If a false SNP is sent with a Flooding Parameters TLV set to high values, the attacker can increase the flooding speed which can either overload a node or more likely generate loss of LSPs. However, it is not significantly different than sending many LSPs which would also be possible with access to the link layer, even with cryptographic authentication enabled. In addition, IS-IS has procedures to detect the loss of LSPs and recover.
This TLV advertisement is not flooded across the network but only sent between adjacent IS-IS neighbors. This would limit the consequences in case of forged messages, and also limits the dissemination of such information.
The authors would like to thank Henk Smit for his review and comments.

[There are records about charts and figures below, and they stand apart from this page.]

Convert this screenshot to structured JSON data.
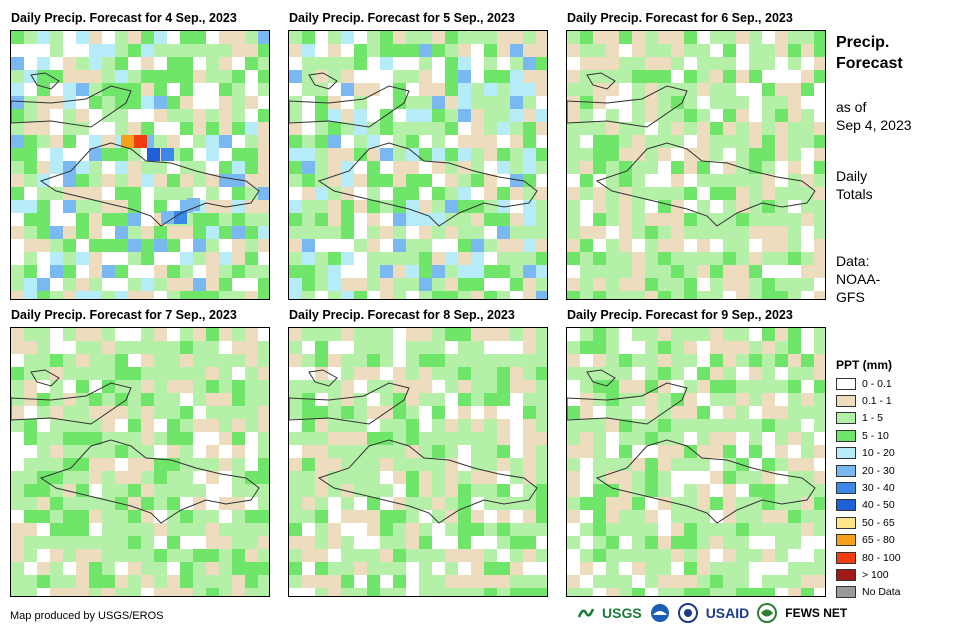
{
  "panels": [
    {
      "title": "Daily Precip. Forecast for 4 Sep., 2023",
      "wetness": 3
    },
    {
      "title": "Daily Precip. Forecast for 5 Sep., 2023",
      "wetness": 2
    },
    {
      "title": "Daily Precip. Forecast for 6 Sep., 2023",
      "wetness": 1
    },
    {
      "title": "Daily Precip. Forecast for 7 Sep., 2023",
      "wetness": 1
    },
    {
      "title": "Daily Precip. Forecast for 8 Sep., 2023",
      "wetness": 1
    },
    {
      "title": "Daily Precip. Forecast for 9 Sep., 2023",
      "wetness": 1
    }
  ],
  "sidebar": {
    "heading_line1": "Precip.",
    "heading_line2": "Forecast",
    "asof_line1": "as of",
    "asof_line2": "Sep 4, 2023",
    "totals_line1": "Daily",
    "totals_line2": "Totals",
    "source_line1": "Data:",
    "source_line2": "NOAA-",
    "source_line3": "GFS"
  },
  "legend": {
    "title": "PPT (mm)",
    "items": [
      {
        "label": "0 - 0.1",
        "color": "#ffffff"
      },
      {
        "label": "0.1 - 1",
        "color": "#eedcbf"
      },
      {
        "label": "1 - 5",
        "color": "#b4f0a8"
      },
      {
        "label": "5 - 10",
        "color": "#6fe66a"
      },
      {
        "label": "10 - 20",
        "color": "#b6ecf8"
      },
      {
        "label": "20 - 30",
        "color": "#7ab8f2"
      },
      {
        "label": "30 - 40",
        "color": "#3b88e8"
      },
      {
        "label": "40 - 50",
        "color": "#1f5fd8"
      },
      {
        "label": "50 - 65",
        "color": "#ffe58a"
      },
      {
        "label": "65 - 80",
        "color": "#f5a21a"
      },
      {
        "label": "80 - 100",
        "color": "#f03c10"
      },
      {
        "label": "> 100",
        "color": "#a01a1a"
      },
      {
        "label": "No Data",
        "color": "#9a9a9a"
      }
    ]
  },
  "footer": {
    "credit": "Map produced by USGS/EROS",
    "logo_usgs": "USGS",
    "logo_usaid": "USAID",
    "logo_fews": "FEWS NET"
  }
}
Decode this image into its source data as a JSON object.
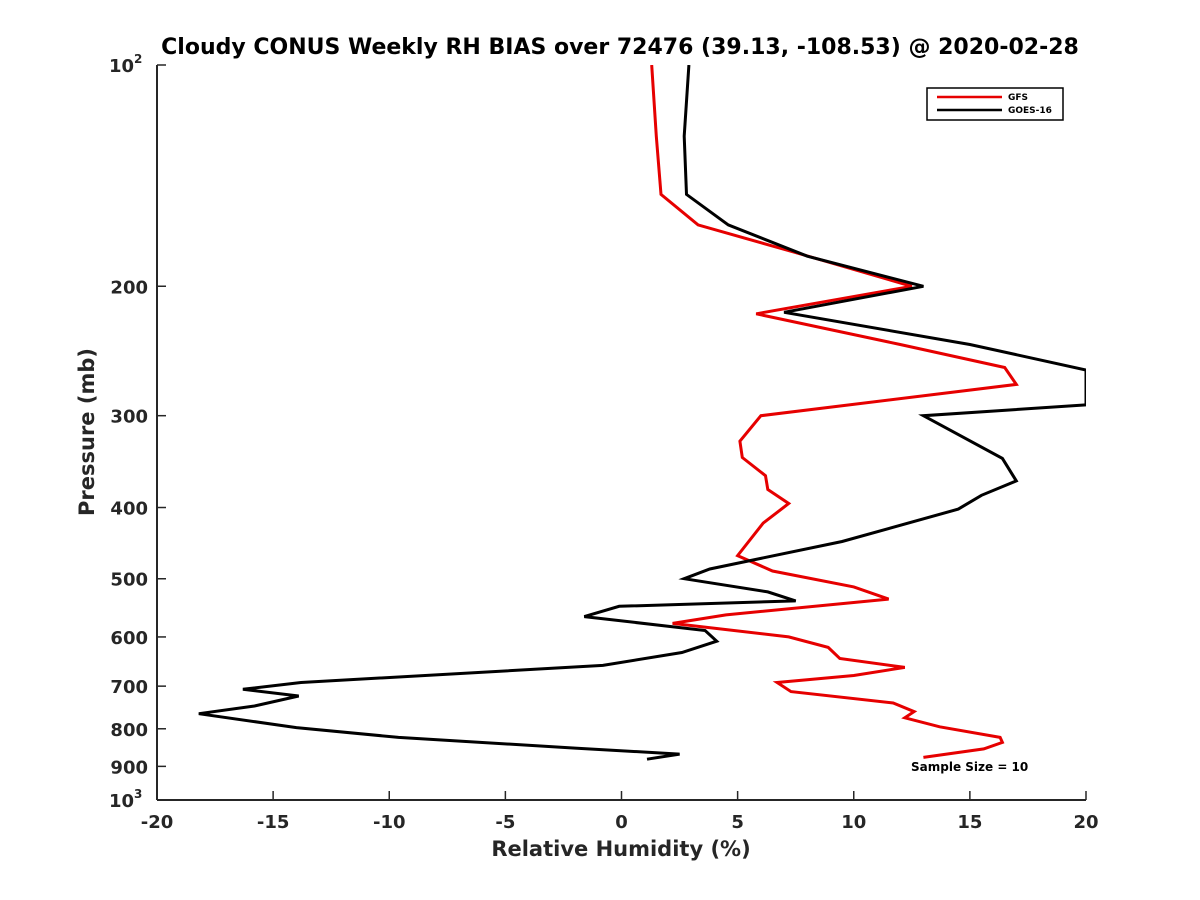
{
  "chart_data": {
    "type": "line",
    "title": "Cloudy CONUS Weekly RH BIAS over 72476 (39.13, -108.53) @ 2020-02-28",
    "xlabel": "Relative Humidity (%)",
    "ylabel": "Pressure (mb)",
    "xlim": [
      -20,
      20
    ],
    "ylim": [
      100,
      1000
    ],
    "y_scale": "log",
    "y_reversed": true,
    "x_ticks": [
      -20,
      -15,
      -10,
      -5,
      0,
      5,
      10,
      15,
      20
    ],
    "x_tick_labels": [
      "-20",
      "-15",
      "-10",
      "-5",
      "0",
      "5",
      "10",
      "15",
      "20"
    ],
    "y_ticks": [
      {
        "value": 100,
        "base": "10",
        "exp": "2"
      },
      {
        "value": 200,
        "label": "200"
      },
      {
        "value": 300,
        "label": "300"
      },
      {
        "value": 400,
        "label": "400"
      },
      {
        "value": 500,
        "label": "500"
      },
      {
        "value": 600,
        "label": "600"
      },
      {
        "value": 700,
        "label": "700"
      },
      {
        "value": 800,
        "label": "800"
      },
      {
        "value": 900,
        "label": "900"
      },
      {
        "value": 1000,
        "base": "10",
        "exp": "3"
      }
    ],
    "grid": false,
    "legend_position": "top-right",
    "annotation": "Sample Size = 10",
    "series": [
      {
        "name": "GFS",
        "color": "#e60000",
        "x": [
          1.3,
          1.5,
          1.7,
          3.3,
          7.5,
          12.5,
          5.8,
          12.0,
          16.5,
          17.0,
          6.0,
          5.1,
          5.2,
          6.2,
          6.3,
          7.2,
          6.1,
          5.0,
          6.5,
          10.0,
          11.5,
          4.5,
          2.2,
          7.2,
          8.9,
          9.4,
          12.2,
          10.0,
          6.7,
          7.3,
          11.7,
          12.6,
          12.2,
          13.7,
          16.3,
          16.4,
          15.6,
          13.0
        ],
        "y": [
          100,
          125,
          150,
          165,
          180,
          200,
          218,
          240,
          258,
          272,
          300,
          325,
          342,
          362,
          378,
          395,
          420,
          465,
          488,
          513,
          533,
          560,
          575,
          600,
          620,
          642,
          660,
          677,
          692,
          712,
          738,
          758,
          773,
          795,
          822,
          835,
          852,
          875
        ]
      },
      {
        "name": "GOES-16",
        "color": "#000000",
        "x": [
          2.9,
          2.7,
          2.8,
          4.6,
          8.0,
          13.0,
          7.0,
          15.0,
          20.0,
          20.0,
          13.0,
          16.4,
          17.0,
          15.5,
          14.5,
          9.5,
          3.8,
          2.7,
          6.3,
          7.5,
          -0.1,
          -1.6,
          3.6,
          4.1,
          2.6,
          -0.8,
          -13.8,
          -16.3,
          -13.9,
          -15.8,
          -18.2,
          -14.0,
          -9.6,
          -2.0,
          2.5,
          1.1
        ],
        "y": [
          100,
          125,
          150,
          165,
          182,
          200,
          217,
          240,
          260,
          290,
          300,
          343,
          368,
          385,
          402,
          445,
          485,
          500,
          521,
          536,
          545,
          563,
          588,
          608,
          630,
          656,
          692,
          707,
          722,
          745,
          763,
          797,
          822,
          850,
          866,
          880
        ]
      }
    ]
  }
}
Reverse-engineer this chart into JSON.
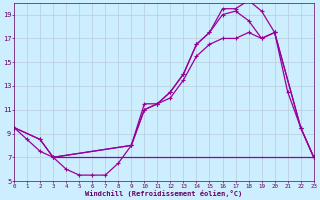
{
  "xlabel": "Windchill (Refroidissement éolien,°C)",
  "bg_color": "#cceeff",
  "grid_color": "#b8ccd8",
  "line_color": "#990099",
  "xlim": [
    0,
    23
  ],
  "ylim": [
    5,
    20
  ],
  "xticks": [
    0,
    1,
    2,
    3,
    4,
    5,
    6,
    7,
    8,
    9,
    10,
    11,
    12,
    13,
    14,
    15,
    16,
    17,
    18,
    19,
    20,
    21,
    22,
    23
  ],
  "yticks": [
    5,
    7,
    9,
    11,
    13,
    15,
    17,
    19
  ],
  "curve1_x": [
    0,
    1,
    2,
    3,
    4,
    5,
    6,
    7,
    8,
    9,
    10,
    11,
    12,
    13,
    14,
    15,
    16,
    17,
    18,
    19,
    20,
    21,
    22,
    23
  ],
  "curve1_y": [
    9.5,
    8.5,
    7.5,
    7.0,
    6.0,
    5.5,
    5.5,
    5.5,
    6.5,
    8.0,
    11.5,
    11.5,
    12.5,
    14.0,
    16.5,
    17.5,
    19.5,
    19.5,
    20.2,
    19.3,
    17.5,
    12.5,
    9.5,
    7.0
  ],
  "curve2_x": [
    0,
    2,
    3,
    9,
    10,
    11,
    12,
    13,
    14,
    15,
    16,
    17,
    18,
    19,
    20,
    22,
    23
  ],
  "curve2_y": [
    9.5,
    8.5,
    7.0,
    8.0,
    11.0,
    11.5,
    12.5,
    14.0,
    16.5,
    17.5,
    19.0,
    19.3,
    18.5,
    17.0,
    17.5,
    9.5,
    7.0
  ],
  "curve3_x": [
    0,
    2,
    3,
    9,
    10,
    11,
    12,
    13,
    14,
    15,
    16,
    17,
    18,
    19,
    20,
    22,
    23
  ],
  "curve3_y": [
    9.5,
    8.5,
    7.0,
    8.0,
    11.0,
    11.5,
    12.0,
    13.5,
    15.5,
    16.5,
    17.0,
    17.0,
    17.5,
    17.0,
    17.5,
    9.5,
    7.0
  ],
  "hline_x": [
    3,
    19
  ],
  "hline_y": [
    7.0,
    7.0
  ],
  "hline2_x": [
    19,
    23
  ],
  "hline2_y": [
    7.0,
    7.0
  ]
}
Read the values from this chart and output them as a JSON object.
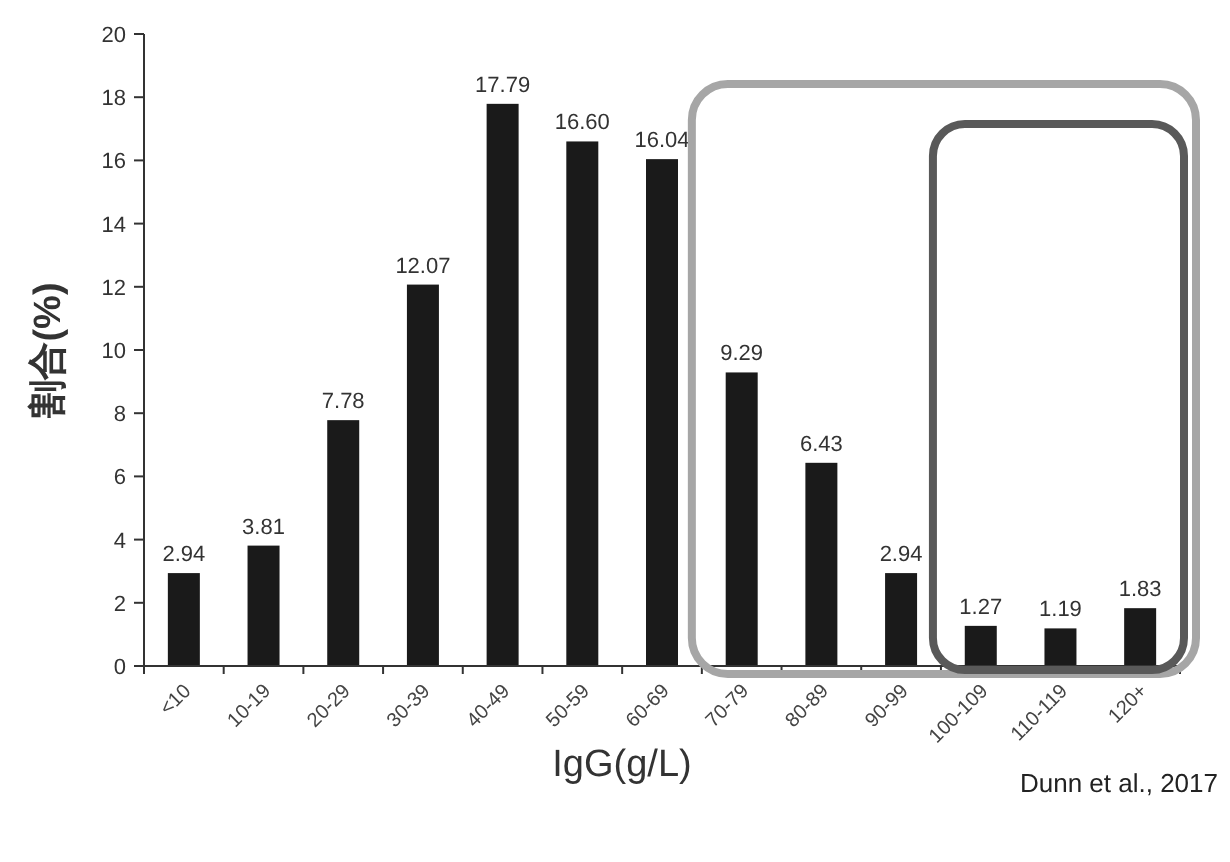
{
  "chart_data": {
    "type": "bar",
    "categories": [
      "<10",
      "10-19",
      "20-29",
      "30-39",
      "40-49",
      "50-59",
      "60-69",
      "70-79",
      "80-89",
      "90-99",
      "100-109",
      "110-119",
      "120+"
    ],
    "values": [
      2.94,
      3.81,
      7.78,
      12.07,
      17.79,
      16.6,
      16.04,
      9.29,
      6.43,
      2.94,
      1.27,
      1.19,
      1.83
    ],
    "color": "#1a1a1a",
    "value_labels": [
      "2.94",
      "3.81",
      "7.78",
      "12.07",
      "17.79",
      "16.60",
      "16.04",
      "9.29",
      "6.43",
      "2.94",
      "1.27",
      "1.19",
      "1.83"
    ],
    "ylim": [
      0,
      20
    ],
    "yticks": [
      0,
      2,
      4,
      6,
      8,
      10,
      12,
      14,
      16,
      18,
      20
    ],
    "xlabel": "IgG(g/L)",
    "ylabel": "割合(%)",
    "annotations": [
      "Dunn et al., 2017"
    ],
    "grid": false
  }
}
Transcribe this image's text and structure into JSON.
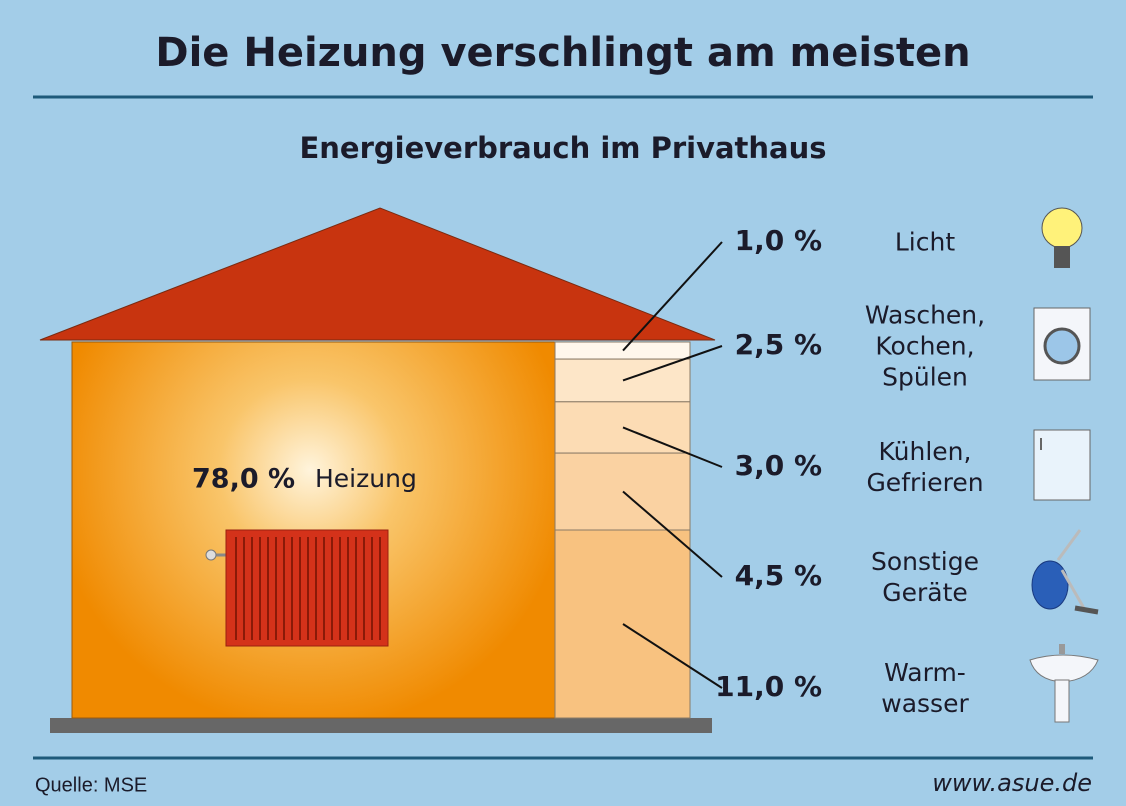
{
  "chart_data": {
    "type": "house",
    "title": "Die Heizung verschlingt am meisten",
    "subtitle": "Energieverbrauch im Privathaus",
    "categories": [
      "Heizung",
      "Licht",
      "Waschen,\nKochen,\nSpülen",
      "Kühlen,\nGefrieren",
      "Sonstige\nGeräte",
      "Warm-\nwasser"
    ],
    "values": [
      78.0,
      1.0,
      2.5,
      3.0,
      4.5,
      11.0
    ],
    "value_labels": [
      "78,0 %",
      "1,0 %",
      "2,5 %",
      "3,0 %",
      "4,5 %",
      "11,0 %"
    ],
    "colors": [
      "#f08a00",
      "#fff7ec",
      "#fde6c8",
      "#fcdcb4",
      "#fad2a2",
      "#f8c280"
    ],
    "source": "Quelle: MSE",
    "url": "www.asue.de"
  }
}
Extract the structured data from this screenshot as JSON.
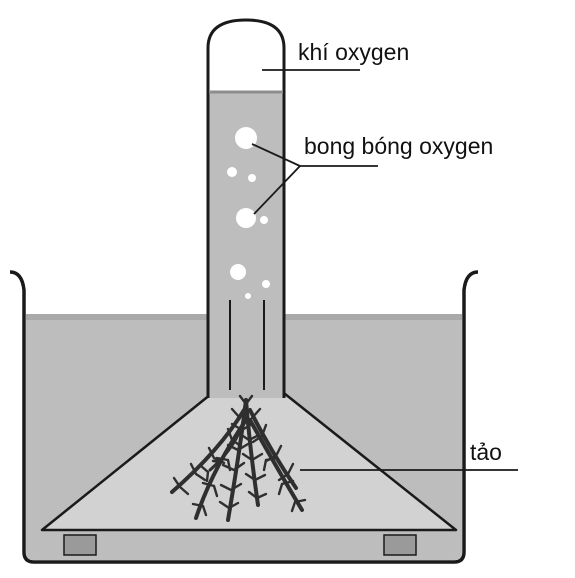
{
  "labels": {
    "gas": "khí oxygen",
    "bubbles": "bong bóng oxygen",
    "algae": "tảo"
  },
  "colors": {
    "water": "#bdbdbd",
    "water_surface": "#a9a9a9",
    "funnel": "#d2d2d2",
    "outline": "#1a1a1a",
    "algae": "#2f2f2f",
    "supports": "#9a9a9a",
    "bubble": "#ffffff",
    "tube_gas": "#ffffff"
  }
}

[ISO10589] | International Organization for Standardization, "Intermediate system to Intermediate system intra-domain routeing information exchange protocol for use in conjunction with the protocol for providing the connectionless-mode Network Service (ISO 8473)", ISO/IEC 10589:2002, Second Edition, Nov 2002. |
[RFC2119] | Bradner, S., "Key words for use in RFCs to Indicate Requirement Levels", BCP 14, RFC 2119, DOI 10.17487/RFC2119, March 1997. |
[RFC5304] | Li, T. and R. Atkinson, "IS-IS Cryptographic Authentication", RFC 5304, DOI 10.17487/RFC5304, October 2008. |
[RFC5310] | Bhatia, M., Manral, V., Li, T., Atkinson, R., White, R. and M. Fanto, "IS-IS Generic Cryptographic Authentication", RFC 5310, DOI 10.17487/RFC5310, February 2009. |
[RFC8174] | Leiba, B., "Ambiguity of Uppercase vs Lowercase in RFC 2119 Key Words", BCP 14, RFC 8174, DOI 10.17487/RFC8174, May 2017. |
[I-D.ietf-lsr-dynamic-flooding] | Li, T., Psenak, P., Ginsberg, L., Chen, H., Przygienda, T., Cooper, D., Jalil, L. and S. Dontula, "Dynamic Flooding on Dense Graphs", Internet-Draft draft-ietf-lsr-dynamic-flooding-04, November 2019. |
[RFC Editor: Please remove this section before publication]
00: Initial version.
01: Two notes added in section 3 "Operation".
02: Refresh, no technical change.
03: Flooding Parameters TLV: name changed, moved to SNP rather than Hello, contains sub-TLVs, parameters encoded in 4 octets.
Terminology: upstream/downstream terms removed, in favor of terms from ISO specification (transmitter, receiver); burst-size rename to receive-window.
Significant editorials changes.
New section on the faster acknowledgment of LSPs.
New section on the faster retransmission of lost LSPs.